キャロル

評価:★★★★★★★☆☆☆(7点)
<8点以上→オススメ/7〜6点→まあまあ/5点→普通/3~4点→微妙/2点以下→ハズレ>

"Carol"
(2015年/イギリス・アメリカ/118分)
公開:2月11日
監督:トッド・ヘインズ
出演:ケイト・ブランシェット、ルーニー・マーラ、サラ・ポールソン、ジェイク・レイシー、カイル・チャンドラー
 
【あらすじ】1952年、ニューヨーク。ジャーナリストになるためにマンハッタンに出て来たテレーズ(ルーニー・マーラ)は、デパートの玩具売り場でクリスマスシーズンの臨時アルバイトをしている。テレーズには、なかなか結婚には踏み切れないでいるリチャードという恋人がいた。そんなある日、テレーズの前に、娘へのクリスマスプレゼントに人形を探している女性キャロル(ケイト・ブランシェット)が現れる。エレガントで洗練された美しさを持ち、裕福そうなのにどこかミステリアスな雰囲気を醸す彼女に、テレーズはたちまち心を奪われる。送り先伝票からキャロルの住所を知ったテレーズがダメ元でクリスマスカードを書くと、すぐにキャロルから連絡が届く。二人は会うようになり、キャロルは離婚訴訟真っ最中の人妻で、娘の親権を巡って泥沼の争いをしていることを知る。婚約者からの求婚のプレッシャーや、これからのキャリアに対する不安からストレスを感じているテレーズは、クリスマス休暇に別居中の夫に娘を取られて孤独なキャロルから車での小旅行に誘われる。テレーズは生まれて初めて本物の恋をしていると実感し、キャロルとの愛の逃避行に出発するが、この旅がきっかけで二人の運命が思いがけない方向に向かうとは、まだどちらも気づいていなかった…。

キャロル

主役2人の演技力が凄過ぎる!正直、題材自体は特に真新しくもないし極めて普通な物語なんだけどさ。レズビアン&不倫の話なのに「レズ」って言葉が出て来ず、心の移り変わりの様子を演技だけで見せる。日本の女優がやったらまず現実味がなく、しょうもない「おままごと」になるだろうなー。

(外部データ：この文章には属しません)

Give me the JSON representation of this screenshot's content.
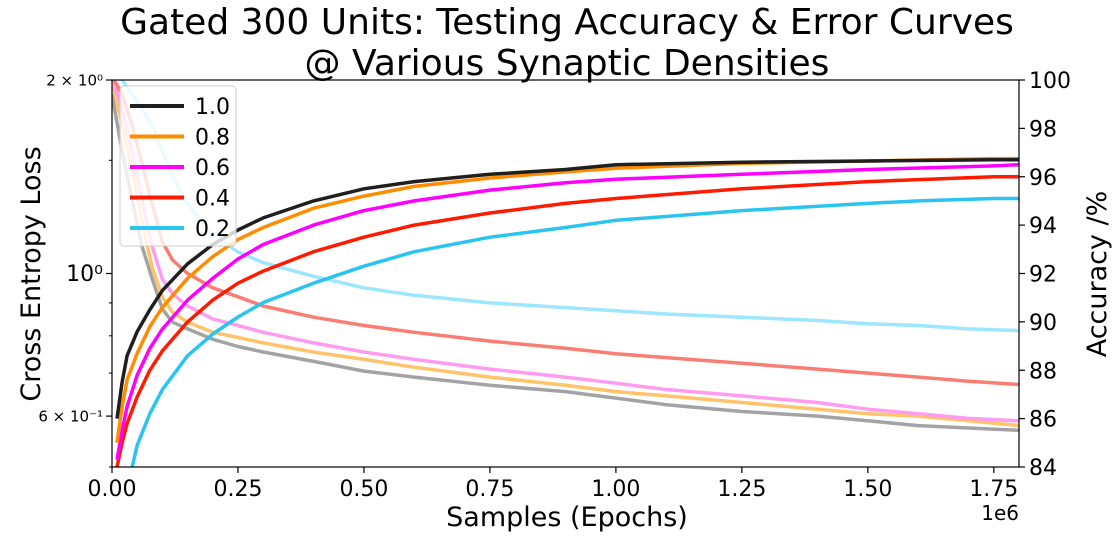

カメラワークと美術デザイン、音楽もそれぞれがバランス良くて最高に素晴らしい。切ないラブストーリーとはかくあるべき、と言うお手本のような映画。とっつきにくさもある(前半が若干タルい)けど、 それを補って余りある2人の女優の名演がとにかく圧巻。ラブシーンも実に自然で本当に美しい。ただただ、美しい。「アデル、ブルーは熱い色」とは全くタイプの異なる映画。

キャロル

ラストも客側に想像させる終わり方で良かった。今よりも同性愛に対する世間の偏見が強い時代だし、そんな中で恋愛の「不安定さ」「不確実さ」、そして「素晴らしさ」をセリフではなくちゃんと1本の映画の中でイヤらしくなく描いてる。同性愛映画と侮るなかれ。丁寧で美しい、ホンモノの恋愛映画だ!